Institute of Clinical and Experimental Trauma-Immunology, Ulm University Medical Center, Helmholtzstrasse 8/1, 89081, Ulm, Germany.
Institute of General Physiology, Ulm University, Albert-Einstein-Allee 11, 89081, Ulm, Germany.
Sci Rep. 2021 Jan 25;11(1):2158. doi: 10.1038/s41598-020-79607-1.

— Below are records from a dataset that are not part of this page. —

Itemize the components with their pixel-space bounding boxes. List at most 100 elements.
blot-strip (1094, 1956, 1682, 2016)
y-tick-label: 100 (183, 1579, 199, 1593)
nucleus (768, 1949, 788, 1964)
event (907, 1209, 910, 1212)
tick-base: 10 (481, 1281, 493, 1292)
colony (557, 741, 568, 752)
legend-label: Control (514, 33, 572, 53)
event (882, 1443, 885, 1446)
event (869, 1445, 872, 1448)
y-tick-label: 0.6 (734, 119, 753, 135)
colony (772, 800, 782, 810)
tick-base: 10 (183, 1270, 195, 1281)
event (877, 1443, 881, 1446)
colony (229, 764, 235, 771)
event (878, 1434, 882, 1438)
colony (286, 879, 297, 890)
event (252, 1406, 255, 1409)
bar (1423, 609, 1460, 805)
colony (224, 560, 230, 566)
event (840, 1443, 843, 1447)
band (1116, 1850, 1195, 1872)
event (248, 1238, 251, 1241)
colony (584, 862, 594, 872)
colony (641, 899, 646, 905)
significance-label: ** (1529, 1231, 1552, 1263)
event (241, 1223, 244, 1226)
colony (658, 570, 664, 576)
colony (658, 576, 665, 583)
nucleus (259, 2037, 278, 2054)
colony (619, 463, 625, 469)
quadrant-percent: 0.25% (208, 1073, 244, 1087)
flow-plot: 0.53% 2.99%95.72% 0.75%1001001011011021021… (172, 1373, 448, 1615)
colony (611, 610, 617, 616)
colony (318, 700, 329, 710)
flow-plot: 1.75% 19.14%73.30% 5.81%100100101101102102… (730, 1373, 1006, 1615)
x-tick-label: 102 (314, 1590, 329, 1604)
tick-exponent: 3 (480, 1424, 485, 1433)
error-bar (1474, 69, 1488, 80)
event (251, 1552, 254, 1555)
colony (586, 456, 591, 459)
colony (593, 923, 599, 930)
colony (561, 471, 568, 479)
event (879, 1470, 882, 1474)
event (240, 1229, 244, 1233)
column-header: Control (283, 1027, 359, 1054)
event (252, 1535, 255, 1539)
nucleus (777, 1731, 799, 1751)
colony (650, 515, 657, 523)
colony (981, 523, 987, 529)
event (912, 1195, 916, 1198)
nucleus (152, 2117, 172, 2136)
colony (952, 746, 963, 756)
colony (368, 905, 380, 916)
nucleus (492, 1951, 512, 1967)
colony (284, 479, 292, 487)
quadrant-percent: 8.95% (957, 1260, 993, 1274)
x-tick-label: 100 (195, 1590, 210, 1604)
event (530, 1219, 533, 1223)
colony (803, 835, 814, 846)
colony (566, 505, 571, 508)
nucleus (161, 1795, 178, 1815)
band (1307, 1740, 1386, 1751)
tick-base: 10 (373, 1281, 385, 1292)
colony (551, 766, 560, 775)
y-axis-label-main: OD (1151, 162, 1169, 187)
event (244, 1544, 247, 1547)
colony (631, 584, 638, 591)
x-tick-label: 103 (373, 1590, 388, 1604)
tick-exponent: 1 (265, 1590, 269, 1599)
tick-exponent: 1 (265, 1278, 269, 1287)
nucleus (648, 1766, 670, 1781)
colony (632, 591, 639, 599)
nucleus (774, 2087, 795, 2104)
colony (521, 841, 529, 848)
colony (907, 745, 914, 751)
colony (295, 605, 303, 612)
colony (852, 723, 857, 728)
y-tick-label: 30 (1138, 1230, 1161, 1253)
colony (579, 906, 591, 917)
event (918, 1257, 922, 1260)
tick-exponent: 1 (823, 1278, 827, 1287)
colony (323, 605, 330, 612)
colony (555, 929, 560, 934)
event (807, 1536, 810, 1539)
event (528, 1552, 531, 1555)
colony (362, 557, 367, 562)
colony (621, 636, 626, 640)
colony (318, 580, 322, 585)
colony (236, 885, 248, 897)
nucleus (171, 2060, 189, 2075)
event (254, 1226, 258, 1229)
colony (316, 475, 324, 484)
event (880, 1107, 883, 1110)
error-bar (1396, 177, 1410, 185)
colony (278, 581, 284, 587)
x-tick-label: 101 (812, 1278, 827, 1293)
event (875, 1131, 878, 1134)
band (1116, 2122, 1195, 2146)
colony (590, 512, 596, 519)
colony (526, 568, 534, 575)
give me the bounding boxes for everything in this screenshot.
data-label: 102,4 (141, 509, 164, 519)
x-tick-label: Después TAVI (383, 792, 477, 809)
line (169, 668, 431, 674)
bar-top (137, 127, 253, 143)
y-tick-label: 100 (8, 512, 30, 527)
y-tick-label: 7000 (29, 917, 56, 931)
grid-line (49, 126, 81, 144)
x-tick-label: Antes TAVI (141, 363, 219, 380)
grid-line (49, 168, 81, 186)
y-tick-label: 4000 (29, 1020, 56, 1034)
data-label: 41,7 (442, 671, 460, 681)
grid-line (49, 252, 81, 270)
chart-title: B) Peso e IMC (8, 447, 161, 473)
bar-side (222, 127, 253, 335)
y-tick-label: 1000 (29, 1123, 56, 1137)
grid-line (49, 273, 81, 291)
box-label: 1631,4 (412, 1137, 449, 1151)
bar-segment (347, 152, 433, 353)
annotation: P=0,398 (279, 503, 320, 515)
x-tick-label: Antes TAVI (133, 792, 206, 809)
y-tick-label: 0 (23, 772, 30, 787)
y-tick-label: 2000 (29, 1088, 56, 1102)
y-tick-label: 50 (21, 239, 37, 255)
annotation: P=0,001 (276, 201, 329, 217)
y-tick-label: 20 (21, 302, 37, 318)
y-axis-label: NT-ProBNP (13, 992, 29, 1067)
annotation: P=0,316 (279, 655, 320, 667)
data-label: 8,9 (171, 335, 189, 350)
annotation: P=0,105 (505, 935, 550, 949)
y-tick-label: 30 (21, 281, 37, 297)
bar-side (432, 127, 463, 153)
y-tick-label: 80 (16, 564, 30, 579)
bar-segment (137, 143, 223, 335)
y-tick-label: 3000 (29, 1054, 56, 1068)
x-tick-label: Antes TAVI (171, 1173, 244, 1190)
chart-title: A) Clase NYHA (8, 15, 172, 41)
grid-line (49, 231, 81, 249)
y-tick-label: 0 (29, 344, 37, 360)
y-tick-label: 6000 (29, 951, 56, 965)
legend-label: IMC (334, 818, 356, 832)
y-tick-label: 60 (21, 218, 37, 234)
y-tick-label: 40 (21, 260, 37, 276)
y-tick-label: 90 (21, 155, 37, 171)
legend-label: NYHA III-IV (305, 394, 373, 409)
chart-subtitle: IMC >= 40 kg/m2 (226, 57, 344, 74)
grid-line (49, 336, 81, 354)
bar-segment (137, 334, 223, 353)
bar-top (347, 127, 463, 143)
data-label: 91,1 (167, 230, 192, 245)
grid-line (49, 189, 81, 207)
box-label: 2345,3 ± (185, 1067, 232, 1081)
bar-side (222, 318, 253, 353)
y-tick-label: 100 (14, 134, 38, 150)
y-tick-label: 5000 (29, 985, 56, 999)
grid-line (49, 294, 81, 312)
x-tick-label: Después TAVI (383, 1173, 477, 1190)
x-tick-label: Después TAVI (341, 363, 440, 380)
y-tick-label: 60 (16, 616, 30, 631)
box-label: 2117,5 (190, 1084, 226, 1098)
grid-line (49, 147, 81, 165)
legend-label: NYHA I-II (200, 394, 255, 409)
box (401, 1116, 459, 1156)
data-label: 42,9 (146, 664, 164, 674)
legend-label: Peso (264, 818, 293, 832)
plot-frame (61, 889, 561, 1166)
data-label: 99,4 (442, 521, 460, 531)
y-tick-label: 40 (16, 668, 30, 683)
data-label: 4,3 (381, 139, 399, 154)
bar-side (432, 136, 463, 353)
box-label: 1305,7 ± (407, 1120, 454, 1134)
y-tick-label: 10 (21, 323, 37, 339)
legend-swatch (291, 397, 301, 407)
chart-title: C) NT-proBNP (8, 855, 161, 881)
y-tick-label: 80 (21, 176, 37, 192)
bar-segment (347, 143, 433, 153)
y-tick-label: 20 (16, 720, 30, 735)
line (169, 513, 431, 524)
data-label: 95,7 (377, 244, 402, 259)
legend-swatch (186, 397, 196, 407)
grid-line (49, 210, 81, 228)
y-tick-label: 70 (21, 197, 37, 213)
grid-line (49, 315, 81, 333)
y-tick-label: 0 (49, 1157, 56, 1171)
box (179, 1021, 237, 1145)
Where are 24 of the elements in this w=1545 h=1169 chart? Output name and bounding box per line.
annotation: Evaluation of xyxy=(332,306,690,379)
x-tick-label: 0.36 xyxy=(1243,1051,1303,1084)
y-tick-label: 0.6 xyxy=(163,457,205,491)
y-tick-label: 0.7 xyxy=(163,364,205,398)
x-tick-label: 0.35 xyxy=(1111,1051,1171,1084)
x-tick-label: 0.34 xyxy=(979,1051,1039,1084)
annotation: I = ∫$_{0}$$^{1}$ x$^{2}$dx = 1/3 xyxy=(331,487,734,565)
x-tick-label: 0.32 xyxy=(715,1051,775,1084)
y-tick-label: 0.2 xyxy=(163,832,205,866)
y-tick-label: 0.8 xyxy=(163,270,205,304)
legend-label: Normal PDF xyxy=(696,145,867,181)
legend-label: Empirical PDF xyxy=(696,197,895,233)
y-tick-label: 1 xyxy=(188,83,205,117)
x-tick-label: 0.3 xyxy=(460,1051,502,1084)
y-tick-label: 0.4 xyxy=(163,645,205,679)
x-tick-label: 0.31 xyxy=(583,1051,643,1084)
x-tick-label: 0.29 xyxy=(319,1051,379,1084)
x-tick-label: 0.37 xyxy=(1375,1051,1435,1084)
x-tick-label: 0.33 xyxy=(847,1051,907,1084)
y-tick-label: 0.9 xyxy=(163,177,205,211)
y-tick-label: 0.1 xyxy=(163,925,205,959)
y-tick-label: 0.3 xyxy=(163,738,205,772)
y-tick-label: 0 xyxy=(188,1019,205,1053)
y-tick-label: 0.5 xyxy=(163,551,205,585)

Singular blockade of C5a in experimental models of sepsis is known to confer protection by rescuing lethality and decreasing pro-inflammatory responses. However, the role of inhibiting C5a has not been evaluated in the context of sterile systemic inflammatory responses, like polytrauma and hemorrhagic shock (PT + HS). In our presented study, a novel and highly specific C5a L-aptamer, NoxD21, was used to block C5a activity in an experimental murine model of PT + HS. The aim of the study was to assess early modulation of inflammatory responses and lung damage 4 h after PT + HS induction. NoxD21-treated PT + HS mice displayed greater polymorphonuclear cell recruitment in the lung, increased pro-inflammatory cytokine levels in the bronchoalveolar lavage fluids (BALF) and reduced myeloperoxidase levels within the lung tissue. An in vitro model of the alveolar-capillary barrier was established to confirm these in vivo observations. Treatment with a polytrauma cocktail induced barrier damage only after 16 h, and NoxD21 treatment in vitro did not rescue this effect. Furthermore, to test the exact role of both the cognate receptors of C5a (C5aR1 and C5aR2), experimental PT + HS was induced in C5aR1 knockout (C5aR1 KO) and C5aR2 KO mice. Following 4 h of PT + HS, C5aR2 KO mice had significantly reduced IL-6 and IL-17 levels in the BALF without significant lung damage, and both, C5aR1 KO and C5aR2 KO PT + HS animals displayed reduced MPO levels within the lungs. In conclusion, the C5aR2 could be a putative driver of early local inflammatory responses in the lung after PT + HS.
在败血症的实验模型中,单独阻断 C5a 已被证实通过挽救致死率和减少促炎反应来提供保护。然而,在无菌性全身炎症反应(如多发伤和失血性休克)的背景下,抑制 C5a 的作用尚未得到评估。在我们目前的研究中,一种新型且高度特异的 C5a L-适体 NoxD21 被用于阻断实验性多发伤和失血性休克小鼠模型中的 C5a 活性。该研究的目的是评估在诱导多发伤和失血性休克后 4 小时早期对炎症反应和肺损伤的调节作用。NoxD21 处理的多发伤和失血性休克小鼠显示肺中多形核细胞募集增加,支气管肺泡灌洗液中的促炎细胞因子水平升高,肺组织中的髓过氧化物酶水平降低。建立了肺泡毛细血管屏障的体外模型来验证这些体内观察结果。仅在 16 小时后,多伤鸡尾酒处理诱导了屏障损伤,而 NoxD21 的体外处理未能挽救这种效应。此外,为了测试 C5a 的同源受体(C5aR1 和 C5aR2)的确切作用,在 C5aR1 敲除(C5aR1 KO)和 C5aR2 敲除(C5aR2 KO)小鼠中诱导了实验性多发伤和失血性休克。在 4 小时多发伤和失血性休克后,C5aR2 KO 小鼠的 BALF 中 IL-6 和 IL-17 水平显著降低,而肺损伤不明显,并且 C5aR1 KO 和 C5aR2 KO 多发伤和失血性休克动物的肺组织中的 MPO 水平均降低。总之,在多发伤和失血性休克后,C5aR2 可能是肺部早期局部炎症反应的潜在驱动因素。